University of Tokyo, Japan
Title: An alternative and innovative technique for rapid and accurate prediction of lightness of Japanese cooked pork sausages
Chao-Hui Feng has her expertise in modifying natural hog casing by using surfactant solution and lactic acid, applying innovative cooling method (immersion vacuum cooling) to packaged pork ham and Irish cooked sausages, to improve the cooling rate and reduce the cooling loss without compromising the quality of the meat products and estimating the meat quality by using hyperspectral imaging. With regard to her postdoctoral work which is financial supported under the Japan Society for the Promotion of Science (No. P16104) and a Grant-in-Aid for Scientific Research (JSPS No. 16F16104), she evaluated the quality and safety concerns of processed meat based on hyperspectral analysis.

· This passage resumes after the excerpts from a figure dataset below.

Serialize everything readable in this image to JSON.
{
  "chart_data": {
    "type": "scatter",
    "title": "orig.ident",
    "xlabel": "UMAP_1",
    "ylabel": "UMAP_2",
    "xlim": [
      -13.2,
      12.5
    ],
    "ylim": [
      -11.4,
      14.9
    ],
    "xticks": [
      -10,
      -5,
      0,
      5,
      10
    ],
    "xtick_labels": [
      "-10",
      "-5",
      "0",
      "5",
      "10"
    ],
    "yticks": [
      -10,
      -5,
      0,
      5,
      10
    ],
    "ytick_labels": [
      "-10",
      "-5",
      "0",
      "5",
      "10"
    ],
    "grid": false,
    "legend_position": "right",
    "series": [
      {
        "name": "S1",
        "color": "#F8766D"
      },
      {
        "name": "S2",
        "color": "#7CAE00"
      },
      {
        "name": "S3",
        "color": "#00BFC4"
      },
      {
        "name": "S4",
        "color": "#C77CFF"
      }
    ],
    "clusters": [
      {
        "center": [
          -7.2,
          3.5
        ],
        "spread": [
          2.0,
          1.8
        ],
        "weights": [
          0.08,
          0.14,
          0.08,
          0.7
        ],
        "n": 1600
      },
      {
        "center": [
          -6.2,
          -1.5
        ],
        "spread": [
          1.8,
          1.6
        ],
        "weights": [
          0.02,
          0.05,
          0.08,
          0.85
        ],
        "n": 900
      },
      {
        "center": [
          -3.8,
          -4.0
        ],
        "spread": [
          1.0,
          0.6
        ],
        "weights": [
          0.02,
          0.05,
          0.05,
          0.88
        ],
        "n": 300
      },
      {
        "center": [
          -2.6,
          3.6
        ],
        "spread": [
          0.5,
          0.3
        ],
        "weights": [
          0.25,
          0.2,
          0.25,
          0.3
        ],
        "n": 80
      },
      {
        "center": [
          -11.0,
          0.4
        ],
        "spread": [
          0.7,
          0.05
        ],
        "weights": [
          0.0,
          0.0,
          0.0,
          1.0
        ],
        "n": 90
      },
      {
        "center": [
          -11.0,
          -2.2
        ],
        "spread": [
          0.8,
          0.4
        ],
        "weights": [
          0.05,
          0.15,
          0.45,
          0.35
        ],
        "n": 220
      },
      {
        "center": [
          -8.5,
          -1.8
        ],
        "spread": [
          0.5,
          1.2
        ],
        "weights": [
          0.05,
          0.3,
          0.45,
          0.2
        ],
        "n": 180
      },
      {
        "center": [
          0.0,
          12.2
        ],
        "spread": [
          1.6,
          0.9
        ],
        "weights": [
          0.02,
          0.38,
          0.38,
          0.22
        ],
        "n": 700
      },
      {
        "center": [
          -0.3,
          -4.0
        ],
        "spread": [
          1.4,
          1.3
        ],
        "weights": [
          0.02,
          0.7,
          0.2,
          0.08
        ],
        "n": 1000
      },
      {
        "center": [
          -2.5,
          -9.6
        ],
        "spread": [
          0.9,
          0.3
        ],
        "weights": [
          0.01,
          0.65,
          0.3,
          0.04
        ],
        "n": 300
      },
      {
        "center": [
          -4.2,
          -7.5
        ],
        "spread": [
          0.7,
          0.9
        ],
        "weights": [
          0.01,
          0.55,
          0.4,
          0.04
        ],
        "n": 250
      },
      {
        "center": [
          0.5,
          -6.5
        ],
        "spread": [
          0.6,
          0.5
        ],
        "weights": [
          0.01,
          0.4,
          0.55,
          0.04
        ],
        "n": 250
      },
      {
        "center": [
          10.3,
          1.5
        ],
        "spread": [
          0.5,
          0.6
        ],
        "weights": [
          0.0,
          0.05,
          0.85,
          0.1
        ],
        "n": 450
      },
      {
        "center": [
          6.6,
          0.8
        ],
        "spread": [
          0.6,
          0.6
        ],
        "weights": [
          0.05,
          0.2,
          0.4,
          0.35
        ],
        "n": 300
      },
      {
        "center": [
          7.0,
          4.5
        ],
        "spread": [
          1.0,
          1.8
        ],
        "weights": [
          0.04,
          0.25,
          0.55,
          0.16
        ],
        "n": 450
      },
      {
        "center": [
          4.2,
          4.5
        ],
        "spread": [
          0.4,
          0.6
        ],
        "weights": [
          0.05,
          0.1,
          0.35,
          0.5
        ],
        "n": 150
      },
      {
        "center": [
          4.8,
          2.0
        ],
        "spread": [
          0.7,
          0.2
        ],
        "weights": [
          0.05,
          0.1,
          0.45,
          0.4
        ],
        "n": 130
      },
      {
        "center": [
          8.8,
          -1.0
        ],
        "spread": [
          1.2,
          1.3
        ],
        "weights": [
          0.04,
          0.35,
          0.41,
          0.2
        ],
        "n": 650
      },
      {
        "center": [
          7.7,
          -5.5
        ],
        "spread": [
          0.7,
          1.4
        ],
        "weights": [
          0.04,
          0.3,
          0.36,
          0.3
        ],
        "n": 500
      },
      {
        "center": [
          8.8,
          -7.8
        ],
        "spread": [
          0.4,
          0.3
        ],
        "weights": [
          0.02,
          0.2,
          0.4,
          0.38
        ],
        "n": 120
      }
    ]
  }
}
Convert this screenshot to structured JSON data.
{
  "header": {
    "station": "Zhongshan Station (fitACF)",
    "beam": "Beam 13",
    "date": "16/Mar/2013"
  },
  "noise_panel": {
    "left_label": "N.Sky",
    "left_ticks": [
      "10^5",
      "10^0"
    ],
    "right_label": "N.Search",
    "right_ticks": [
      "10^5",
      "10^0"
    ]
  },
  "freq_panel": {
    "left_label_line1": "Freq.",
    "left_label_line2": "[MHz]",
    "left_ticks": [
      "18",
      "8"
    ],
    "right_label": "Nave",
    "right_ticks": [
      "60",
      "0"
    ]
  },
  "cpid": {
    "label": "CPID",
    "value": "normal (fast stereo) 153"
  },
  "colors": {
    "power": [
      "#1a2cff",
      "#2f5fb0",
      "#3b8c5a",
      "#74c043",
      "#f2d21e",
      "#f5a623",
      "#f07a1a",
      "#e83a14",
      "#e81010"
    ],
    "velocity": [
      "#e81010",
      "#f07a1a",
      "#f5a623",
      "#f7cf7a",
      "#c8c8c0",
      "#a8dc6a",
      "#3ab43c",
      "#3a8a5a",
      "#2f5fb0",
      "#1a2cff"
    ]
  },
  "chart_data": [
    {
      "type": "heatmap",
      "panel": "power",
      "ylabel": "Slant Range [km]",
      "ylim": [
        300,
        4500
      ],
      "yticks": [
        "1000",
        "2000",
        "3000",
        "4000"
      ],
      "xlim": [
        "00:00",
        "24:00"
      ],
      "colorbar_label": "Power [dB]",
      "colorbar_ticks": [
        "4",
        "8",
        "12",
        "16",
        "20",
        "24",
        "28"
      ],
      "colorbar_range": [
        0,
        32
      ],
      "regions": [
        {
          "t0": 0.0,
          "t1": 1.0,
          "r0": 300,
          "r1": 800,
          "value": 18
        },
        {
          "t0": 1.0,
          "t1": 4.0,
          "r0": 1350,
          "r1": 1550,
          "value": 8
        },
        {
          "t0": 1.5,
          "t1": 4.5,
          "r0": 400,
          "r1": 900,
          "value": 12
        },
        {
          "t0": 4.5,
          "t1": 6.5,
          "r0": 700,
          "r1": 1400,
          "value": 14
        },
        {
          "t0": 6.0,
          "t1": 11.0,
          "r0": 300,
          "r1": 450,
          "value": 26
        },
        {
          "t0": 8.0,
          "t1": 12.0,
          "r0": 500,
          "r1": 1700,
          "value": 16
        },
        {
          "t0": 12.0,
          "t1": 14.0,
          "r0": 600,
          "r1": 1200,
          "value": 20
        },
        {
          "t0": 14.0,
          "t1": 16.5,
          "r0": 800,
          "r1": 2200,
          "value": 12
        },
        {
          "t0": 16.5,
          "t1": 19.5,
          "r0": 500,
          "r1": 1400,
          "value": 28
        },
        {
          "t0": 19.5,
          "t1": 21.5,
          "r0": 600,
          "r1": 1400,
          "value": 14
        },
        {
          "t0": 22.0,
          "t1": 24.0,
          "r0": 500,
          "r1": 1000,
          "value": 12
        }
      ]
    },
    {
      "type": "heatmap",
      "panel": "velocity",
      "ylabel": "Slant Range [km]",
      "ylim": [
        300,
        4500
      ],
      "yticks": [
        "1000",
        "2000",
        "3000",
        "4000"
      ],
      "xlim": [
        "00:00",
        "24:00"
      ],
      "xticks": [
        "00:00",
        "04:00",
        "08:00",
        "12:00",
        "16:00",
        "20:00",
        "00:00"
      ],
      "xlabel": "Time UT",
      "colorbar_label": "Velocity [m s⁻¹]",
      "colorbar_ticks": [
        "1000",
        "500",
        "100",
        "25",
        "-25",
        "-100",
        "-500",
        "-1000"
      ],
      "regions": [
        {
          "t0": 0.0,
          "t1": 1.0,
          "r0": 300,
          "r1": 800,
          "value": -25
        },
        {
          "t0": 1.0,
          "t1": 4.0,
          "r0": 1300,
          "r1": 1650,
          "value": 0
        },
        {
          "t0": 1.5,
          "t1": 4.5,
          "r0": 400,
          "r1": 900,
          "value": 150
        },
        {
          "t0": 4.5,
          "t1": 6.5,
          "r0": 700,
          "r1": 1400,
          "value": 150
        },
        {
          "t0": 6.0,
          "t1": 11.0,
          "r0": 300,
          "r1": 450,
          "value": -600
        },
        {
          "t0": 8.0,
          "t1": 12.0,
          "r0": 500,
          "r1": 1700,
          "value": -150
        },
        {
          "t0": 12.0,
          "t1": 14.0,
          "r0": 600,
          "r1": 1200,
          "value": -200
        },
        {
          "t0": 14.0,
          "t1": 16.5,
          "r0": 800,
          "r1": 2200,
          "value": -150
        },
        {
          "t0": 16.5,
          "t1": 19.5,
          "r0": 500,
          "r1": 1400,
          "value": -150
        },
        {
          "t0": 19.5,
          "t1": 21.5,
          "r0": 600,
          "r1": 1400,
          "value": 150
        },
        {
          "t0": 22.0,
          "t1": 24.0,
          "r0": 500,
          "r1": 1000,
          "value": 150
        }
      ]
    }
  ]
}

Up to now, she has 11 SCI papers as a first author accepted to be published in the peer-reviewed international journals
Statement of the Problem: Lightness can greatly influence the freshness of the sausages. A precise, rapid, and non-contact analytical methods or tools is highly demanded to quantify the colour. Hyperspectral imaging (HSI) is an emerging technique which integrates spectroscopy and imaging to obtain the spectral and spatial information simultaneously. However, lightness prediction in cooked sausages using HSI has not yet been exploited. The objective was to develop a quantitative model between the spectral data and lightness values of cooked big Japanese sausages stored with different days based on partial least squares regression (PLSR). Methodology & Theoretical Orientation: Big cooked Japanese pork sausage slice (117 samples; diameter: 8.86 ± 0.37 cm; thickness: 0.12 ± 0.02 cm; mass: 6.85 ± 0.12 g) were purchased and randomly divided into 7 groups for up to 57 d storage. Image acquisition was conducted by the HSI system with the wavelength range of 380-1000 nm. The specific processing was illustrated in Figure 1. Pre-treatment methods of spectra, such as normalization (N), multiplicative scatter correction (MSC), standard normal variate (SNV), first derivative (1st D), and second derivative (2nd D) of the spectra, were conducted prior to calibration modelling. The model precision and predictive capabilities were evaluated by the coefficients of determination (Rc2 for calibration and Rp2 for prediction) and root mean square error (RMSEC for calibration and RMSEP for prediction) Findings: 10 wavelengths (390, 400, 420, 560, 685, 830, 930, 965, 980, 995) were selected as important wavelengths. Models derived from raw spectra (Rc2 = 0.68; RMSEC = 0.85; RP2 = 0.42; RMSEP = 1.19) showed similarly performance compared to those with other pre-treated spectra. A gentle better calibration result was obtained in N-PLSR model, with Rc2 of 0.69 with RMSEC of 0.83. Conclusion & Significance: The pre-treatment of SNV-PLSR and MSC-PLSR showed slight enhancement in the prediction dataset.